The road led at first through Klausenburg, then turned to the left, and continued by an easy ascent up the mountain through a magnificent forest. Far up they crossed the road to the Forest Hermitage, then descended a short distance, and upon reaching the edge of the woodland, descried, through the gray veil of the falling rain, a long valley with a little village, and at the farther end a large farm.
"That is Tannhagen," said the Freiherr.
Johanna was disappointed; from the name she had expected a woodland nook. But her grandfather praised the meadows and fields through which they drove, the sheltered position of the valley, which made it possible and profitable to grow fruit even here among the mountains, and Otto seemed to agree with all he said.
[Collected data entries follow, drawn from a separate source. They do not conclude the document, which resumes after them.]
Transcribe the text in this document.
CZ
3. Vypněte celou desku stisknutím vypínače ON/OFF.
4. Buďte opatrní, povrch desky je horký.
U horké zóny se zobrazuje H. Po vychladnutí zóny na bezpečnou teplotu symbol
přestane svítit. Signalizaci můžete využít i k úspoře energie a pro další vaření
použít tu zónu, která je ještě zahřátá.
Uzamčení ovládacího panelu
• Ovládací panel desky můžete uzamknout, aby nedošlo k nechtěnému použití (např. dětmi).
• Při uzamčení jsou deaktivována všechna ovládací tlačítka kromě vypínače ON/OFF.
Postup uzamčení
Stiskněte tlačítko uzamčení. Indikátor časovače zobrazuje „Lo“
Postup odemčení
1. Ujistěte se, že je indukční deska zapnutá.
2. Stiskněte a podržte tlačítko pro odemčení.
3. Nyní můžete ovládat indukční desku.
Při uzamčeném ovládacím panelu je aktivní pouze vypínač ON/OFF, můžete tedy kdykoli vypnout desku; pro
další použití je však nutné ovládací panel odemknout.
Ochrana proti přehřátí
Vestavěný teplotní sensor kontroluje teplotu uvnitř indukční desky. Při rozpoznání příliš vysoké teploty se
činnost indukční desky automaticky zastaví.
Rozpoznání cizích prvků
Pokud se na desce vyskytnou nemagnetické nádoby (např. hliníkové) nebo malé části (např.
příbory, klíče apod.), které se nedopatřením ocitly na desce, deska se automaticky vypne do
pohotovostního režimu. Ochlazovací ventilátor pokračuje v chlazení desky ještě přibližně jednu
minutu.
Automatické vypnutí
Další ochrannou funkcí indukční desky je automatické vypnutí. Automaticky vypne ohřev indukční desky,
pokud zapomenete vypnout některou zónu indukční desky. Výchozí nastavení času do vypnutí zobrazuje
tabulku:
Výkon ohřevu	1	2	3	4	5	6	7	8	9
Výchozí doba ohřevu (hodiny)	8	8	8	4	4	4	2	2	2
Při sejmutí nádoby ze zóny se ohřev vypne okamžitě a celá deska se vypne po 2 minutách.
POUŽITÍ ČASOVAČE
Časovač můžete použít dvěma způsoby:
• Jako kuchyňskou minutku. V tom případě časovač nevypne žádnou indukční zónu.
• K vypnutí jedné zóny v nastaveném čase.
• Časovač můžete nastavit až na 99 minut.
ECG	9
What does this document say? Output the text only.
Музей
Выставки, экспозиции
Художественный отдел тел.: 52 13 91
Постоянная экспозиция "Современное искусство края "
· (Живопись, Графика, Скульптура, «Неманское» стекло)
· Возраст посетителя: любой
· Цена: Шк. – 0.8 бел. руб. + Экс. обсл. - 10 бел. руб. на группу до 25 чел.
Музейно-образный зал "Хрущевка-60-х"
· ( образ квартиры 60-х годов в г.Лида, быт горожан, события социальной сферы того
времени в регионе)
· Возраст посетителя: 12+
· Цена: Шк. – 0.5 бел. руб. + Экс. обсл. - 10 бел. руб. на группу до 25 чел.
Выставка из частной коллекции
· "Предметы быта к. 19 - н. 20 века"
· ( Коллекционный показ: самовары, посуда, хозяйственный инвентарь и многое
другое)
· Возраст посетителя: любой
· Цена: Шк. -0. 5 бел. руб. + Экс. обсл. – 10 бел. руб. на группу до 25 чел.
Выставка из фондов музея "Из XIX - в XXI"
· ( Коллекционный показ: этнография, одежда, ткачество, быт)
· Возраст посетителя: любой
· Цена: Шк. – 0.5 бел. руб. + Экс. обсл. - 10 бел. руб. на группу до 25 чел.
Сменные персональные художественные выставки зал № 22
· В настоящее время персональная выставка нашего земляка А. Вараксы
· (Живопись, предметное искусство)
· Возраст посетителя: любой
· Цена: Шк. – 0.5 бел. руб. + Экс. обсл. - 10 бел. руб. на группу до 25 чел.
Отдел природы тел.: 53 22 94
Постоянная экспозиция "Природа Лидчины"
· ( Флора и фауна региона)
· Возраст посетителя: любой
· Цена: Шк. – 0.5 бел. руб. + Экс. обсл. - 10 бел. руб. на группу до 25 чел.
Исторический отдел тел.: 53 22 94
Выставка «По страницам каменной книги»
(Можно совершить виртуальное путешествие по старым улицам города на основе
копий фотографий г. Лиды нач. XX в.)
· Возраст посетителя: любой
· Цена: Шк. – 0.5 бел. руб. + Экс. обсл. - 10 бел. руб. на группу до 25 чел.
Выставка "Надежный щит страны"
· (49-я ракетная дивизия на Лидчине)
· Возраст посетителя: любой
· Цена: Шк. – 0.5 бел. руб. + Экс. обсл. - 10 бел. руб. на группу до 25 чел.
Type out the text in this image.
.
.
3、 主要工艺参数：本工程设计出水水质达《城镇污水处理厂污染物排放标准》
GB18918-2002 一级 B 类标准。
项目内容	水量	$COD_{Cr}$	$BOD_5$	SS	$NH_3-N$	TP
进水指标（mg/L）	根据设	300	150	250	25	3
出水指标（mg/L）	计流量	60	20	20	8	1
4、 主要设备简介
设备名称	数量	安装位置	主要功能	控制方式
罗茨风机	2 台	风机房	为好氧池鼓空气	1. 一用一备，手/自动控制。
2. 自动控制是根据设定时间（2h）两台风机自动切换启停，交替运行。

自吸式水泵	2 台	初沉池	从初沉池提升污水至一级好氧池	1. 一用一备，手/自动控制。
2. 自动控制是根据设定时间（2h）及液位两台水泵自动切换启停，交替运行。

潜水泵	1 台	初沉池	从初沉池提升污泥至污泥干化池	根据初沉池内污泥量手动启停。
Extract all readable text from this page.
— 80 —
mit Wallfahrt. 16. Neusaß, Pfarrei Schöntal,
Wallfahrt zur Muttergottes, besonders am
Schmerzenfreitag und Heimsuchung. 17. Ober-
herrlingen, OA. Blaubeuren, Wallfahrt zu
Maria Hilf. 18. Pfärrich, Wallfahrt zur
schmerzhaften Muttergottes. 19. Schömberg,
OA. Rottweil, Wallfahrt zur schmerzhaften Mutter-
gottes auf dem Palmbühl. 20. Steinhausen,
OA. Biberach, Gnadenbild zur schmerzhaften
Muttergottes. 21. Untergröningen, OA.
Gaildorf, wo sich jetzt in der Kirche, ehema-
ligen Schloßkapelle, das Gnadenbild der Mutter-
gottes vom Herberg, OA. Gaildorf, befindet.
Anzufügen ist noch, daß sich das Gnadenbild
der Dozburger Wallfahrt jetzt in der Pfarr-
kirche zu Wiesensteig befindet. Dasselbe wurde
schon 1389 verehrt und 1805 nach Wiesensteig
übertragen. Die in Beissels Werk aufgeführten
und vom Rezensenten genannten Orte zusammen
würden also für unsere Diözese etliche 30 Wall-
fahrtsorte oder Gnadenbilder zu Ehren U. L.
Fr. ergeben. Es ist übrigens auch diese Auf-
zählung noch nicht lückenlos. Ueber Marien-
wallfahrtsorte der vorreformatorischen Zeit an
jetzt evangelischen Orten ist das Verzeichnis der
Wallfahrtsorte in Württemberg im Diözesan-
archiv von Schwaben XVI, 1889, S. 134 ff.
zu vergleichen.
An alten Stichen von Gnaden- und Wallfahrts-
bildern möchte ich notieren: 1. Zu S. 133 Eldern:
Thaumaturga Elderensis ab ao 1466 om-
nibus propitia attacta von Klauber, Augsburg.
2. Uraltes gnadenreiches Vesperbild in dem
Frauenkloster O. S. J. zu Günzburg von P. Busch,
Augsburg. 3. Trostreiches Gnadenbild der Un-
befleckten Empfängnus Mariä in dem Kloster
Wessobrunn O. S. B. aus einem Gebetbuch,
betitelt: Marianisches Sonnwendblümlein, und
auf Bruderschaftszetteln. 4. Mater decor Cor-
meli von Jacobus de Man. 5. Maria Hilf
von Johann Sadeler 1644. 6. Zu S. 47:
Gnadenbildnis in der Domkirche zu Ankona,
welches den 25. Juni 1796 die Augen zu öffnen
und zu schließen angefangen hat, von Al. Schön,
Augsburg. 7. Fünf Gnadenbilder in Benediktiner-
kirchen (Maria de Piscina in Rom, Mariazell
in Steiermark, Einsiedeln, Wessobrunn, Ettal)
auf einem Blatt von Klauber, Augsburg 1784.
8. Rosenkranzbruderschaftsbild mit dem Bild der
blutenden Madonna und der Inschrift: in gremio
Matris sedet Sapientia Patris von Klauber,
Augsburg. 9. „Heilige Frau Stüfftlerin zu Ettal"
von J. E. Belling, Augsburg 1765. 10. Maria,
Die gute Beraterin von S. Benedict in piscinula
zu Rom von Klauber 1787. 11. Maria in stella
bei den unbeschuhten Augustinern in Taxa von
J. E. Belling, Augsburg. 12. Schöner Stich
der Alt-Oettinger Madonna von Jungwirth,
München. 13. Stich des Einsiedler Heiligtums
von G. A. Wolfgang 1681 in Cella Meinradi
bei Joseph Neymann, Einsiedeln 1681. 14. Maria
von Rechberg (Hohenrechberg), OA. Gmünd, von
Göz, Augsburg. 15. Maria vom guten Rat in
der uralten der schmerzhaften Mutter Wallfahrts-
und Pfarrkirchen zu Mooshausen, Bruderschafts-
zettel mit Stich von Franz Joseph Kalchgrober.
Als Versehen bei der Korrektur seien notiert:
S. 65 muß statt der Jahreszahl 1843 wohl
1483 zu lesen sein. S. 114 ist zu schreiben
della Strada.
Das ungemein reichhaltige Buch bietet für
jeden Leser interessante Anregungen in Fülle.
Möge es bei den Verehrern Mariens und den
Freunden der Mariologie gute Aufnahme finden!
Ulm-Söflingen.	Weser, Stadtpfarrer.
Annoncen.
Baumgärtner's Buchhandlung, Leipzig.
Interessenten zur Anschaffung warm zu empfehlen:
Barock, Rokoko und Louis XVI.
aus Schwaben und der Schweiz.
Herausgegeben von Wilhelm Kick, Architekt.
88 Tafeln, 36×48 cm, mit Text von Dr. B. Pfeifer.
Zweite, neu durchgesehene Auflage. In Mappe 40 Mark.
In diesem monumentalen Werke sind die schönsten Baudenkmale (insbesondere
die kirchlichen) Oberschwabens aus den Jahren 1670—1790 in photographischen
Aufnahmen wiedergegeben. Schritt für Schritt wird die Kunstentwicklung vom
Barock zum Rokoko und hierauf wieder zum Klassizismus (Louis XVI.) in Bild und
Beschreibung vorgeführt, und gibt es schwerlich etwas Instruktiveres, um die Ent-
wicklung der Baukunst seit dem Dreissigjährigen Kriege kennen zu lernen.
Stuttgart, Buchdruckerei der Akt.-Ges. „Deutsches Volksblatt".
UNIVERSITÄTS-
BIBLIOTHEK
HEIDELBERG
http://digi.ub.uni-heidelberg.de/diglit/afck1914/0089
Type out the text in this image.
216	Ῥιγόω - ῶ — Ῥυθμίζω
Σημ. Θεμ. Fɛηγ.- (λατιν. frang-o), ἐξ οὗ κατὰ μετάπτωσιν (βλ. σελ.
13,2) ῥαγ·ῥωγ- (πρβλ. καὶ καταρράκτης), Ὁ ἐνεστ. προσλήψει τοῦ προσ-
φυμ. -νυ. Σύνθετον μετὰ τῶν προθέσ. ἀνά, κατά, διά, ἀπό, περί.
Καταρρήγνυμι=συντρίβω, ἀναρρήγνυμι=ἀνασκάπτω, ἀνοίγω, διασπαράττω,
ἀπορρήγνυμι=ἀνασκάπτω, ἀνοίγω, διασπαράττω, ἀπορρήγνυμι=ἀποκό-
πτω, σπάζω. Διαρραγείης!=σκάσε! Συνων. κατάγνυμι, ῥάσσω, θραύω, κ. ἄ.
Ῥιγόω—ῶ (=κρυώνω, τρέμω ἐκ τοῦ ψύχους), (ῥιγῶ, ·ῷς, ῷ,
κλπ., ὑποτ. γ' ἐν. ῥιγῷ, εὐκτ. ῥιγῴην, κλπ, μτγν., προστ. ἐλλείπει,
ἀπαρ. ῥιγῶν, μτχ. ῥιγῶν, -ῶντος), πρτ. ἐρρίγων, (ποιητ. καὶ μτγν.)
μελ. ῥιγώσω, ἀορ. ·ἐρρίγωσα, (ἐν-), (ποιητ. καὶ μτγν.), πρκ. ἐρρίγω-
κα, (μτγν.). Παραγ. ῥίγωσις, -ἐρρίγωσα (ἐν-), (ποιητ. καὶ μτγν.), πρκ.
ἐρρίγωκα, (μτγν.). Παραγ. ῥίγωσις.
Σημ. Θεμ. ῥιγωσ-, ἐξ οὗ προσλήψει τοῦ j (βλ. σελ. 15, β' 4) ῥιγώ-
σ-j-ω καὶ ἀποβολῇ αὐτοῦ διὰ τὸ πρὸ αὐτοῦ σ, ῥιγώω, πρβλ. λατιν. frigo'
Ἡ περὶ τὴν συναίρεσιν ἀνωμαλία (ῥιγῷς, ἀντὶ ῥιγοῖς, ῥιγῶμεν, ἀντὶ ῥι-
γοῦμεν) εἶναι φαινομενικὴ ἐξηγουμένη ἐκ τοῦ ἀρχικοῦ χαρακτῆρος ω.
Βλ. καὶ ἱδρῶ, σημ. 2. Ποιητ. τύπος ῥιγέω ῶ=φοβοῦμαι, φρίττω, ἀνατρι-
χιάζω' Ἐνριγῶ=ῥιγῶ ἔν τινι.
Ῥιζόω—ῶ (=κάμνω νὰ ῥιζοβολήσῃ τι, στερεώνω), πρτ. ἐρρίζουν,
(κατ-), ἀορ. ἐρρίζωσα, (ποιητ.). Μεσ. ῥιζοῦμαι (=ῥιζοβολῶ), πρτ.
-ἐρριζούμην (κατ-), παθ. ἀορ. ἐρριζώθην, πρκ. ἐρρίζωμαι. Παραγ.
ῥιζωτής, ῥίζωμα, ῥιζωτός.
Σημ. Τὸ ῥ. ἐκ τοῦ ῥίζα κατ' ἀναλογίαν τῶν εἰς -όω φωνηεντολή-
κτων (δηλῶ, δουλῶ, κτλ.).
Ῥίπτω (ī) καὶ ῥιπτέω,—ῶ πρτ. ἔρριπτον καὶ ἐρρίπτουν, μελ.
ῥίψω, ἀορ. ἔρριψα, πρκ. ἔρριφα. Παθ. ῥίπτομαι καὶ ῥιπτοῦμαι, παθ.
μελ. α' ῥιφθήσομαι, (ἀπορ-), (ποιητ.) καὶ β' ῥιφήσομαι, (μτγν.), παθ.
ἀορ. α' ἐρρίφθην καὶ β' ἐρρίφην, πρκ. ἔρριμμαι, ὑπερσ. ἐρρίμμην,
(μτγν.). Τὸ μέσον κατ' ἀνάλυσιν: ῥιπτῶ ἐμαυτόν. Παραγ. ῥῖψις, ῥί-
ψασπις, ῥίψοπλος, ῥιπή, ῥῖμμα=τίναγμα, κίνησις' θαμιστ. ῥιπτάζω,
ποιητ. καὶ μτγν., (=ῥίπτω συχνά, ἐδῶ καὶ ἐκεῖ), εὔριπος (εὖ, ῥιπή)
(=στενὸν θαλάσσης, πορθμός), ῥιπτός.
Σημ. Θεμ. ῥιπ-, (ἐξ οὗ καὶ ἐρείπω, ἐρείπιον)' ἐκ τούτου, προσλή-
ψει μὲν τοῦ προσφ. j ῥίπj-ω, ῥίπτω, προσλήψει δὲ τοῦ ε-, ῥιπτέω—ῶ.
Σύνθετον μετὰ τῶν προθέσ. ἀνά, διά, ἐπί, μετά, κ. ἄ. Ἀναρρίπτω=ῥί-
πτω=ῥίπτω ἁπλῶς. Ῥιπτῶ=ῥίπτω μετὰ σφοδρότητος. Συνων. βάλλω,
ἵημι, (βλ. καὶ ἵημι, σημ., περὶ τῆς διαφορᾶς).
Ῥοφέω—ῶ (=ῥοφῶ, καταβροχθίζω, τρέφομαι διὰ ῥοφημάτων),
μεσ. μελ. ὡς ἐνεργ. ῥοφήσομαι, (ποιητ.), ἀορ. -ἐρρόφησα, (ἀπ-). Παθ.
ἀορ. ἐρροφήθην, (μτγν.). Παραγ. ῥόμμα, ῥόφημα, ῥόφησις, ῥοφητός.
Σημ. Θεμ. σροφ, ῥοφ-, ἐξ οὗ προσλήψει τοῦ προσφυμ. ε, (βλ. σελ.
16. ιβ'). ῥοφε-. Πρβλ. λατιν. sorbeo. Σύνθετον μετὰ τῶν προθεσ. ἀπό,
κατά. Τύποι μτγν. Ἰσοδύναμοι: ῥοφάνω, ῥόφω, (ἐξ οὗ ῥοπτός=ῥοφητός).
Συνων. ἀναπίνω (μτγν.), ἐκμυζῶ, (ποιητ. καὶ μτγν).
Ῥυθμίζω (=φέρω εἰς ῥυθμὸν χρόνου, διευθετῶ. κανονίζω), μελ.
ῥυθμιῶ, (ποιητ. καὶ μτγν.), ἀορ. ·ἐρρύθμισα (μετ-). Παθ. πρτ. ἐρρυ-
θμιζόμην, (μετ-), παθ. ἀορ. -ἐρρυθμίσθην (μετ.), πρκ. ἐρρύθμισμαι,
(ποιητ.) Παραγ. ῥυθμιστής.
The farm-buildings, too, the barns and stables, the farm-yard, with its well-built walls and green gates, made the best possible impression; but the old two-storied mansion that formed one side of the farm-yard looked, with its gray walls, its projecting tiled roof, and its small windows, like a peasant's habitation. In summer its ugliness might be partly concealed by the two tall chestnuts before the door, but now their bare boughs, dripping with rain, made the melancholy picture still more melancholy.